Armstrong’s most fervent supporters already have dismissed the idea he might have cheated as being less significant than his example and his foundation’s fundraising efforts in the fight against cancer.

Their opinions are unlikely to be changed by his decision to give up this fight, even if it seems so out of character for a man who fought the disease with an iron will. Armstrong’s Thursday statement still was filled with the arrogance and bravado that marked his post-cancer cycling career. In a sport thoroughly riddled with doping, he repeatedly crushed Tour de France rivals who later were found to have cheated. That made the notion he was the one good apple in a rotten barrel seem less and less plausible. His unseemly association with an Italian doctor whose reputation was sulfurous only added to the doubts about Armstrong’s career.

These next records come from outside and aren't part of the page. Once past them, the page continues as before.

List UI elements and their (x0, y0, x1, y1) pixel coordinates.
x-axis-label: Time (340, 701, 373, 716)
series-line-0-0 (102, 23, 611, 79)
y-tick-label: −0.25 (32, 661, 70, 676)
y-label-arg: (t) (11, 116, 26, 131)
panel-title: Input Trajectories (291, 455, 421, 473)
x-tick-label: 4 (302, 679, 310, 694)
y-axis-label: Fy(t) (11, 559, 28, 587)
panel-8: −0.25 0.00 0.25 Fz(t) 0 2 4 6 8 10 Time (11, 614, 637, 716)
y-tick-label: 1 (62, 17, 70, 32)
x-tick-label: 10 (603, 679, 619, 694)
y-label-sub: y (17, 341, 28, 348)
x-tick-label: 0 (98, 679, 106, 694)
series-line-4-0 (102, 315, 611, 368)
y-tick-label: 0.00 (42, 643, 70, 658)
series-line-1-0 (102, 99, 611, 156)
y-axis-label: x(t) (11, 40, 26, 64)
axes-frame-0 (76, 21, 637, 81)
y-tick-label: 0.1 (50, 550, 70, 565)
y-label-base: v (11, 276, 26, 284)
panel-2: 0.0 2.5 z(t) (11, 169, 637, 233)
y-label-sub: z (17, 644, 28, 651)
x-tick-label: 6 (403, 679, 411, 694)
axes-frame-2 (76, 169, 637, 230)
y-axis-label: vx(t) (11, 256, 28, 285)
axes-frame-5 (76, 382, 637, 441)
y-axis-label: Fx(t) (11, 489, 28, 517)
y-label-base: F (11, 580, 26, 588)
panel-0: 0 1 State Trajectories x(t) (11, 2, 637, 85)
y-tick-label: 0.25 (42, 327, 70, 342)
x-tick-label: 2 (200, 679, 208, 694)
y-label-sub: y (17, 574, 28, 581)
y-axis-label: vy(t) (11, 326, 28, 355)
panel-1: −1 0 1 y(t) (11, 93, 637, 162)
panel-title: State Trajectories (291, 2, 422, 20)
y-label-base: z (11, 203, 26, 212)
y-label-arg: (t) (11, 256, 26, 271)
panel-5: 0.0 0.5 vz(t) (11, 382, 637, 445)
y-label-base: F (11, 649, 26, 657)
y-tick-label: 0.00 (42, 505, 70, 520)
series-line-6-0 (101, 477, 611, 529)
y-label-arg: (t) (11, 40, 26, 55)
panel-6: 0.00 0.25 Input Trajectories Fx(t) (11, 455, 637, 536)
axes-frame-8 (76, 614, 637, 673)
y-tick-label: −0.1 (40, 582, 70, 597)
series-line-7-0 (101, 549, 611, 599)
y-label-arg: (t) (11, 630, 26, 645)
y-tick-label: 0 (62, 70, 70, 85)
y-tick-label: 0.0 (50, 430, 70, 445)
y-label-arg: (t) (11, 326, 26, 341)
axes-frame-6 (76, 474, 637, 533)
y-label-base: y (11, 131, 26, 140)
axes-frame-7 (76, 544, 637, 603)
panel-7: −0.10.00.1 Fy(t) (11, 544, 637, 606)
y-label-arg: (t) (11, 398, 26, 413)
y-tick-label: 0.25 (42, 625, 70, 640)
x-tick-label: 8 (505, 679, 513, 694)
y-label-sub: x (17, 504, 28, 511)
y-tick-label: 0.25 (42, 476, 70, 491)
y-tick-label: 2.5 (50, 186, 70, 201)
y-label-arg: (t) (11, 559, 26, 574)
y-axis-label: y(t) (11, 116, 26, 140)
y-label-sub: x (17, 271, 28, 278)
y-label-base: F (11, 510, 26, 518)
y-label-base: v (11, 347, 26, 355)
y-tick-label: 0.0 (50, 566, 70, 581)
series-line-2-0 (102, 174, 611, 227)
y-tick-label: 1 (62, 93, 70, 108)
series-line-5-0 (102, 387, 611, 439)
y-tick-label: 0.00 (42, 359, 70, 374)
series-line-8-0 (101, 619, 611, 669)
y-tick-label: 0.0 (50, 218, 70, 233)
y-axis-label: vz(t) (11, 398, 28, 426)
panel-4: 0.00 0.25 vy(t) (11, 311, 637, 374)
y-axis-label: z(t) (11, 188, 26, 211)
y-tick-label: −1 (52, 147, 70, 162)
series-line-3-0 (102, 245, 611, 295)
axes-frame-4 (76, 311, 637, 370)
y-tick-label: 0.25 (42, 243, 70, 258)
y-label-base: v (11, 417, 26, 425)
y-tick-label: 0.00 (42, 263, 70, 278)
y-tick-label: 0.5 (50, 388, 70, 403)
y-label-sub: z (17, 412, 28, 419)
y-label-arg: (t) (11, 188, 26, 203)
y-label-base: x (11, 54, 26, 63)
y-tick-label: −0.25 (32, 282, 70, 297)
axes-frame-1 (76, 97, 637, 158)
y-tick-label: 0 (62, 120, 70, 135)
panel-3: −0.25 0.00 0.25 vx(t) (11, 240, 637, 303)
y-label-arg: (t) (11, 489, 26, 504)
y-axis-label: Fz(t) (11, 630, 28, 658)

His refusal to find anything wrong in working with Dr. Michele Ferrari, whom USADA gave a lifetime ban in March, was classic Armstrong in its defiance. Armstrong said he gave up the fight with USADA because it wouldn’t be fair. And he all but admitted guilt by saying, “The idea that athletes can be convicted today without positive A and B samples, under the same rules and procedures that apply to athletes with positive tests, perverts the system.”

The true perversity was cycling’s willing acceptance of doping. Those were the rules of the game Armstrong was in. It is no surprise that USADA would find he followed them. It also is no surprise they found he hadn’t stayed a follower for long. For nearly a decade, everyone in cycling played by Lance Armstrong’s rules. He was gaming an already corrupt system.